2.4 Visual measurement of postural asymmetry

The magnitude of postural asymmetry (MPA) and the side of the flexed limb were assessed as described previously (Bakalkin & Kobylyansky, 1989). Briefly, the measurements were performed under pentobarbital (60 mg/kg, i.p.) anesthesia. The level of anesthesia was titrated to produce the most consistent measurements and was characterized by a barely perceptible corneal reflex and a lack of overall muscle tone. The rat was placed in ventral decubitus (prone) position on a millimeter-paper sheet. To minimize effects of tactile stimulation during the analysis three threads were glued to the nails of the middle three toes of each limb.
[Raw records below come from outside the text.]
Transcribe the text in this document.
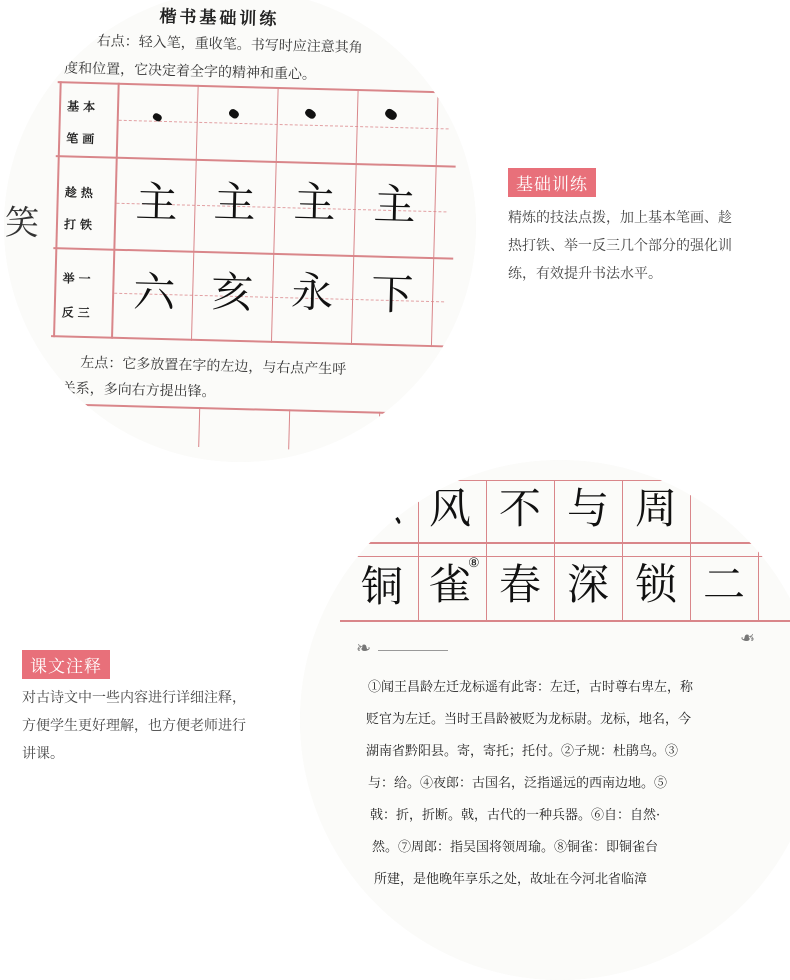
楷书基础训练
右点：轻入笔，重收笔。书写时应注意其角
度和位置，它决定着全字的精神和重心。
基本
笔画
趁热
打铁
举一
反三
主 主 主 主
六 亥 永 下
笑
左点：它多放置在字的左边，与右点产生呼
关系，多向右方提出锋。
基础训练
精炼的技法点拨，加上基本笔画、趁
热打铁、举一反三几个部分的强化训
练，有效提升书法水平。
东 风 不 与 周
铜 雀
⑧ 春 深 锁 二
❧	❧
①闻王昌龄左迁龙标遥有此寄：左迁，古时尊右卑左，称
贬官为左迁。当时王昌龄被贬为龙标尉。龙标，地名，今
湖南省黔阳县。寄，寄托；托付。②子规：杜鹃鸟。③
与：给。④夜郎：古国名，泛指遥远的西南边地。⑤
戟：折，折断。戟，古代的一种兵器。⑥自：自然·
然。⑦周郎：指吴国将领周瑜。⑧铜雀：即铜雀台
所建，是他晚年享乐之处，故址在今河北省临漳
课文注释
对古诗文中一些内容进行详细注释，
方便学生更好理解，也方便老师进行
讲课。
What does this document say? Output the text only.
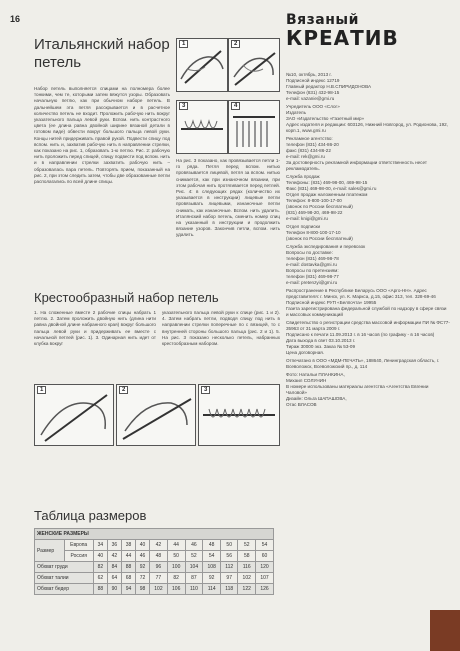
16
Итальянский набор петель
1	2
3	4
Набор петель выполняется спицами на полномера более тонкими, чем те, которыми затем вяжутся узоры. Образовать начальную петлю, как при обычном наборе петель. В дальнейшем эта петля расскрывается и в расчетное количество петель не входит. Проложить рабочую нить вокруг указательного пальца левой руки. Вспом. нить контрастного цвета (ее длина равна двойной ширине вязаной детали в готовом виде) обвести вокруг большого пальца левой руки. Концы нитей придерживать правой рукой. Подвести спицу под вспом. нить и, захватив рабочую нить в направлении стрелки, как показано на рис. 1, образовать 1-ю петлю. Рис. 2: рабочую нить проложить перед спицей, спицу подвести под вспом. нить и в направлении стрелки захватить рабочую нить – образовалась пара петель. Повторять прием, показанный на рис. 2, при этом следить затем, чтобы две образованные петли располагались по всей длине спицы.
На рис. 3 показано, как провязывается петли 1-го ряда. Петля перед вспом. нитью провязывается лицевой, петля за вспом. нитью снимается, как при изнаночном вязании, при этом рабочая нить протягивается перед петлей. Рис. 4: в следующих рядах (количество их указывается в инструкции) лицевые петли провязывать лицевыми, изнаночные петли снимать, как изнаночные. Вспом. нить удалить. Италянский набор петель, сменить номер спиц на указанный в инструкции и продолжить вязание узоров. Закончив петли, вспом. нить удалить.
Крестообразный набор петель
1. На сложенные вместе 2 рабочие спицы набрать 1 петлю. 2. Затем проложить двойную нить (длина нити равна двойной длине набранного края) вокруг большого пальца левой руки и придерживать ее вместе с начальной петлей (рис. 1). 3. Одинарная нить идет от клубка вокруг
указательного пальца левой руки к спице (рис. 1 и 2). 4. Затем набрать петли, подводя спицу под нить в направлении стрелки поперечные по с вязицей, то с внутренней стороны большого пальца (рис. 2 и 1). 5. На рис. 3 показано несколько петель, набранных крестообразным набором.
1	2	3
Таблица размеров
ЖЕНСКИЕ РАЗМЕРЫ												
Размер	Европа	34	36	38	40	42	44	46	48	50	52	54
	Россия	40	42	44	46	48	50	52	54	56	58	60
Обхват груди		82	84	88	92	96	100	104	108	112	116	120
Обхват талии		62	64	68	72	77	82	87	92	97	102	107
Обхват бедер		88	90	94	98	102	106	110	114	118	122	126
Вязаный
КРЕАТИВ
№10, октябрь, 2013 г.
Подписной индекс 12719
Главный редактор Н.В.СПИРИДОНОВА
Телефон (831) 432-98-15
e-mail: vazanie@gmi.ru
Учредитель ООО «Слог»
Издатель
ЗАО «Издательство «Газетный мир»
Адрес издателя и редакции: 603126, Нижний Новгород, ул. Родионова, 192, корп.1, www.gmi.ru
Рекламное агентство:
телефон (831) 434-86-20
факс (831) 434-86-22
e-mail: rek@gmi.ru
За достоверность рекламной информации ответственность несет рекламодатель.
Служба продаж
Телефоны: (831) 469-98-00, 469-98-15
Факс (831) 469-98-00, e-mail: sales@gmi.ru
Отдел продаж наложенным платежом
Телефон: 8-800-100-17-00
(звонок по России бесплатный)
(831) 469-98-20, 469-98-22
e-mail: knigi@gmi.ru
Отдел подписки
Телефон 8-800-100-17-10
(звонок по России бесплатный)
Служба экспедирования и перевозок
Вопросы по доставке:
телефон (831) 469-98-78
e-mail: dostavka@gmi.ru
Вопросы по претензиям:
телефон (831) 469-98-77
e-mail: pretenzyi@gmi.ru
Распространение в Республике Беларусь ООО «Арго-НН». Адрес представителя: г. Минск, ул. К. Маркса, д.15, офис 313, тел. 328-69-46
Подписной индекс РУП «Белпочта» 19955
Газета зарегистрирована федеральной службой по надзору в сфере связи и массовых коммуникаций
Свидетельство о регистрации средства массовой информации ПИ № ФС77-35963 от 31 марта 2009 г.
Подписано к печати 11.09.2013 г. в 16 часов (по графику - в 16 часов)
Дата выхода в свет 03.10.2013 г.
Тираж 30000 экз. Заказ № 53-09
Цена договорная.
Отпечатано в ООО «МДМ-ПЕЧАТЬ», 188640, Ленинградская область, г. Всеволожск, Всеволожский пр., д. 114
Фото: Натальи ПЛАНКИНА,
Михаил СОЛУНИН
В номере использованы материалы агентства «Агентства Евгении Чаловой»
Дизайн: Ольга ШАПАШОВА,
Отас ВЛАСОВ
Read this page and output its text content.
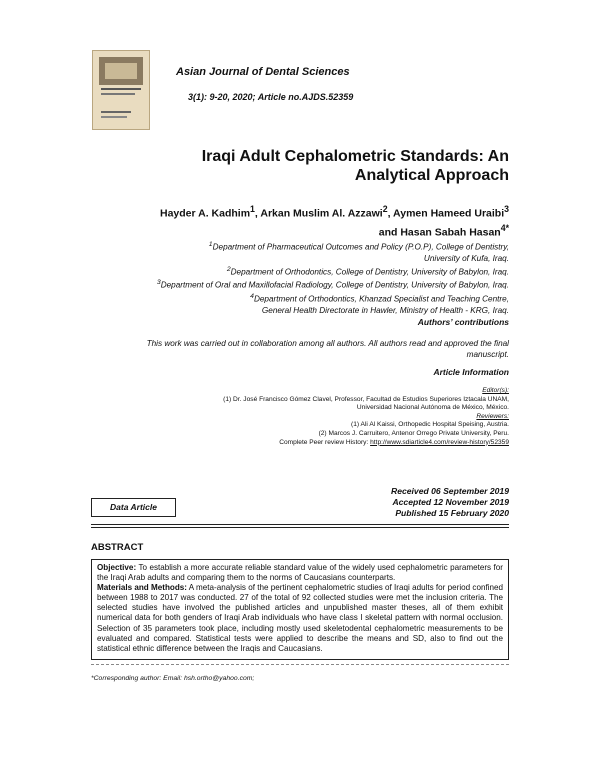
Asian Journal of Dental Sciences
3(1): 9-20, 2020; Article no.AJDS.52359
Iraqi Adult Cephalometric Standards: An
Analytical Approach
Hayder A. Kadhim$^1$, Arkan Muslim Al. Azzawi$^2$, Aymen Hameed Uraibi$^3$
and Hasan Sabah Hasan$^{4*}$

$^1$Department of Pharmaceutical Outcomes and Policy (P.O.P), College of Dentistry,

University of Kufa, Iraq.

$^2$Department of Orthodontics, College of Dentistry, University of Babylon, Iraq.

$^3$Department of Oral and Maxillofacial Radiology, College of Dentistry, University of Babylon, Iraq.

$^4$Department of Orthodontics, Khanzad Specialist and Teaching Centre,

General Health Directorate in Hawler, Ministry of Health - KRG, Iraq.

Authors’ contributions
This work was carried out in collaboration among all authors. All authors read and approved the final
manuscript.
Article Information

Editor(s):

(1) Dr. José Francisco Gómez Clavel, Professor, Facultad de Estudios Superiores Iztacala UNAM,

Universidad Nacional Autónoma de México, México.

Reviewers:

(1) Ali Al Kaissi, Orthopedic Hospital Speising, Austria.

(2) Marcos J. Carruitero, Antenor Orrego Private University, Peru.

Complete Peer review History: http://www.sdiarticle4.com/review-history/52359

Received 06 September 2019

Accepted 12 November 2019

Published 15 February 2020

Data Article
ABSTRACT

Objective: To establish a more accurate reliable standard value of the widely used cephalometric parameters for the Iraqi Arab adults and comparing them to the norms of Caucasians counterparts.

Materials and Methods: A meta-analysis of the pertinent cephalometric studies of Iraqi adults for period confined between 1988 to 2017 was conducted. 27 of the total of 92 collected studies were met the inclusion criteria. The selected studies have involved the published articles and unpublished master theses, all of them exhibit numerical data for both genders of Iraqi Arab individuals who have class I skeletal pattern with normal occlusion. Selection of 35 parameters took place, including mostly used skeletodental cephalometric measurements to be evaluated and compared. Statistical tests were applied to describe the means and SD, also to find out the statistical ethnic difference between the Iraqis and Caucasians.

*Corresponding author: Email: hsh.ortho@yahoo.com;
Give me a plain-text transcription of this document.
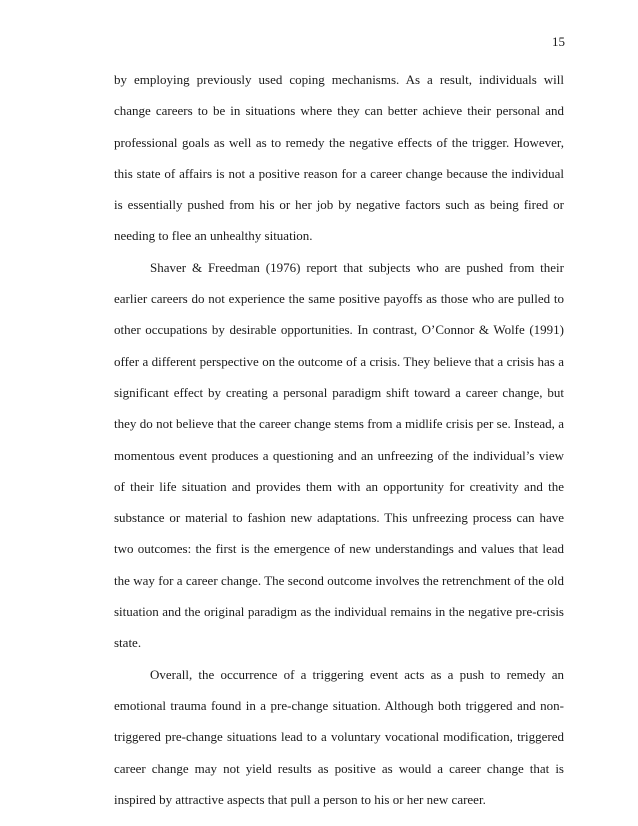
15

by employing previously used coping mechanisms. As a result, individuals will change careers to be in situations where they can better achieve their personal and professional goals as well as to remedy the negative effects of the trigger. However, this state of affairs is not a positive reason for a career change because the individual is essentially pushed from his or her job by negative factors such as being fired or needing to flee an unhealthy situation.

Shaver & Freedman (1976) report that subjects who are pushed from their earlier careers do not experience the same positive payoffs as those who are pulled to other occupations by desirable opportunities. In contrast, O’Connor & Wolfe (1991) offer a different perspective on the outcome of a crisis. They believe that a crisis has a significant effect by creating a personal paradigm shift toward a career change, but they do not believe that the career change stems from a midlife crisis per se. Instead, a momentous event produces a questioning and an unfreezing of the individual’s view of their life situation and provides them with an opportunity for creativity and the substance or material to fashion new adaptations. This unfreezing process can have two outcomes: the first is the emergence of new understandings and values that lead the way for a career change. The second outcome involves the retrenchment of the old situation and the original paradigm as the individual remains in the negative pre-crisis state.

Overall, the occurrence of a triggering event acts as a push to remedy an emotional trauma found in a pre-change situation. Although both triggered and non-triggered pre-change situations lead to a voluntary vocational modification, triggered career change may not yield results as positive as would a career change that is inspired by attractive aspects that pull a person to his or her new career.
The hindlimbs were gently pulled at the threads for 5-10 mm to reach the same level, then set free and the MPA was measured in millimeters as the length of the projection of the line connecting symmetric limb points (digits 2-4) on the longitudinal axis of the rat (Figure 1e,f). The procedure was repeated six times in immediate succession, and the mean asymmetry value for a given rat was calculated and used in statistical analyses. A limb displaying shorter projection was regarded as flexed.